Question 1: Most Observed Bird in California

Approach

  • Filtered the dataset to include only observations from California based on latitude and longitude.
  • Identified the most observed bird species by summing observation counts per species.
  • Created a map visualization using ggplot2 to display observation distribution.
recent_bird_subset <- read_csv("https://tinyurl.com/recent-bird-subset")
## Rows: 100000 Columns: 22
## ── Column specification ────────────────────────────────────────────────────────
## Delimiter: ","
## chr  (8): loc_id, subnational1_code, entry_technique, sub_id, obs_id, PROJ_P...
## dbl (14): latitude, longitude, Month, Day, Year, how_many, valid, reviewed, ...
## 
## ℹ Use `spec()` to retrieve the full column specification for this data.
## ℹ Specify the column types or set `show_col_types = FALSE` to quiet this message.
site_info <- read_csv("https://tinyurl.com/observation-site-info")
## Rows: 254355 Columns: 62
## ── Column specification ────────────────────────────────────────────────────────
## Delimiter: ","
## chr  (2): loc_id, proj_period_id
## dbl (60): yard_type_pavement, yard_type_garden, yard_type_landsca, yard_type...
## 
## ℹ Use `spec()` to retrieve the full column specification for this data.
## ℹ Specify the column types or set `show_col_types = FALSE` to quiet this message.
california_birds <- recent_bird_subset %>%
  inner_join(site_info, by = "loc_id") %>%
  filter(latitude > 32 & latitude < 42 & longitude > -125 & longitude < -114)  
## Warning in inner_join(., site_info, by = "loc_id"): Detected an unexpected many-to-many relationship between `x` and `y`.
## ℹ Row 1 of `x` matches multiple rows in `y`.
## ℹ Row 85771 of `y` matches multiple rows in `x`.
## ℹ If a many-to-many relationship is expected, set `relationship =
##   "many-to-many"` to silence this warning.
most_observed_bird <- california_birds %>%
  group_by(species_code) %>%
  summarize(total_count = sum(how_many, na.rm = TRUE)) %>%
  arrange(desc(total_count)) %>%
  slice(1) %>%
  pull(species_code)

most_observed_count <- california_birds %>%
  filter(species_code == most_observed_bird) %>%
  summarize(total_count = sum(how_many, na.rm = TRUE)) %>%
  pull(total_count)

california_birds <- california_birds %>%
  mutate(is_most_observed = if_else(species_code == most_observed_bird, "Most Observed", "Other Birds"))

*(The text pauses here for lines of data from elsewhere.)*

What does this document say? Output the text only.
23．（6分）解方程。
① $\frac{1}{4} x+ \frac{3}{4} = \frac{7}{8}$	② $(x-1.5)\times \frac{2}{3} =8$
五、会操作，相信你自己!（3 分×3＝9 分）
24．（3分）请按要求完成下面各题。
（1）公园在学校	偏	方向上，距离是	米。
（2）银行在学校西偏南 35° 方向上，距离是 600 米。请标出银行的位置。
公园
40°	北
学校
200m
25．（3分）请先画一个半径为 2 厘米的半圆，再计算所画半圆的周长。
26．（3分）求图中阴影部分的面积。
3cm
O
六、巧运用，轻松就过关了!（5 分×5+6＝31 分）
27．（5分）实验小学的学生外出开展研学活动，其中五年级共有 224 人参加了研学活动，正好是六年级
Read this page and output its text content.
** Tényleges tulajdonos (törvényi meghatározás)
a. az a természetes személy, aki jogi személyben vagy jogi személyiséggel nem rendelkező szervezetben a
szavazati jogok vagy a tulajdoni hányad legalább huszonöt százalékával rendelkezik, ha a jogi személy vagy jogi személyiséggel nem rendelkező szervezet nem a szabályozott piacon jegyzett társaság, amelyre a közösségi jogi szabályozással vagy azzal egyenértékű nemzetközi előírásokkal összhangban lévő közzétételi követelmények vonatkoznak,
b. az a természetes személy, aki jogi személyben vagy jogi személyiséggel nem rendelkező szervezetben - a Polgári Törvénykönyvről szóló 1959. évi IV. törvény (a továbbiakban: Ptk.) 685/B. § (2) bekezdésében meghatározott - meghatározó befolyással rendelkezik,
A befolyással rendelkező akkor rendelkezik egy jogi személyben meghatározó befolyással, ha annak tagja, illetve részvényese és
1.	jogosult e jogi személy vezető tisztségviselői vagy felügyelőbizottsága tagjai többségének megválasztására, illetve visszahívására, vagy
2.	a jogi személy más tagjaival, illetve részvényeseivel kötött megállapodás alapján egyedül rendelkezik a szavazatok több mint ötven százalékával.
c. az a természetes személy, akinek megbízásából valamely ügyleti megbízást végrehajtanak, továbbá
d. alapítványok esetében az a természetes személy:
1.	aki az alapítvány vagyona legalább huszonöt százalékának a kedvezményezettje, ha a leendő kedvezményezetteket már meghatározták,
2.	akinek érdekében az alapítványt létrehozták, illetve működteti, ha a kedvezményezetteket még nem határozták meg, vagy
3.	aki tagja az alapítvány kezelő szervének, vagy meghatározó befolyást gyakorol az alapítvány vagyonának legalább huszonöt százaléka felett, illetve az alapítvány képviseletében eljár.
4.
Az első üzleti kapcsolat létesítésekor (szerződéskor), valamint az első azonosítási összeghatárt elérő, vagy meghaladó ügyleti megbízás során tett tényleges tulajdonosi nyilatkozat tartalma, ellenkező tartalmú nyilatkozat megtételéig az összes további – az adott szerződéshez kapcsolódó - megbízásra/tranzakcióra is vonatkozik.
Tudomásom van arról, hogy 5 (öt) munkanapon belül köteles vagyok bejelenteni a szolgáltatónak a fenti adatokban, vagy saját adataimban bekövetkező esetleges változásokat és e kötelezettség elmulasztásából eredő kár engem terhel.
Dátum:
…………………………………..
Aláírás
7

Figure 1. This map shows bird sightings across California, highlighting the most observed species. Data was filtered by latitude/longitude, and species counts were summed to identify the most frequently reported bird. Color coding differentiates the most observed species from others. The most observed bird species in California is houfin with 7347 sightings.

ggplot() +
  geom_polygon(data = map_data("state") %>% filter(region == "california"),
               aes(x = long, y = lat, group = group), fill = "white", color = "black") +
  geom_point(data = california_birds, aes(x = longitude, y = latitude, color = is_most_observed)) +
  scale_color_manual(values = c("Most Observed" = "red", "Other Birds" = "black")) +
  labs(x = "Longitude", y = "Latitude", color = "Bird Type") +
  theme_minimal()

Question 2: Bird Observations by Habitat Type

Approach

  • Categorized observation sites into three habitat types: Residential, Industrial, and Agricultural.
  • Filtered observations to exclude extreme outliers using the 99th percentile threshold.
  • Created a boxplot to compare bird observation counts across habitat types.
habitat_data <- site_info %>%
  select(loc_id, hab_residential, hab_industrial, hab_agricultural) %>%
  mutate(
    habitat_type = case_when(
      hab_residential > 0 ~ "Residential",
      hab_industrial > 0 ~ "Industrial",
      hab_agricultural > 0 ~ "Agricultural",
      TRUE ~ "Other"
    )
  ) %>%
  filter(habitat_type != "Other")  

bird_habitat_data <- recent_bird_subset %>%
  inner_join(habitat_data, by = "loc_id") %>%
  filter(how_many <= quantile(how_many, 0.99, na.rm = TRUE))
## Warning in inner_join(., habitat_data, by = "loc_id"): Detected an unexpected many-to-many relationship between `x` and `y`.
## ℹ Row 1 of `x` matches multiple rows in `y`.
## ℹ Row 72827 of `y` matches multiple rows in `x`.
## ℹ If a many-to-many relationship is expected, set `relationship =
##   "many-to-many"` to silence this warning.
bird_habitat_summary <- recent_bird_subset %>%
  inner_join(site_info, by = "loc_id") %>%
  inner_join(habitat_data, by = "loc_id") %>%
  group_by(habitat_type) %>%
  summarize(median_count = median(how_many, na.rm = TRUE))
## Warning in inner_join(., site_info, by = "loc_id"): Detected an unexpected many-to-many relationship between `x` and `y`.
## ℹ Row 1 of `x` matches multiple rows in `y`.
## ℹ Row 85771 of `y` matches multiple rows in `x`.
## ℹ If a many-to-many relationship is expected, set `relationship =
##   "many-to-many"` to silence this warning.
## Warning in inner_join(., habitat_data, by = "loc_id"): Detected an unexpected many-to-many relationship between `x` and `y`.
## ℹ Row 1 of `x` matches multiple rows in `y`.
## ℹ Row 203916 of `y` matches multiple rows in `x`.
## ℹ If a many-to-many relationship is expected, set `relationship =
##   "many-to-many"` to silence this warning.
min_median_count <- min(bird_habitat_summary$median_count)
max_median_count <- max(bird_habitat_summary$median_count)
top_habitat <- bird_habitat_summary$habitat_type[which.max(bird_habitat_summary$median_count)]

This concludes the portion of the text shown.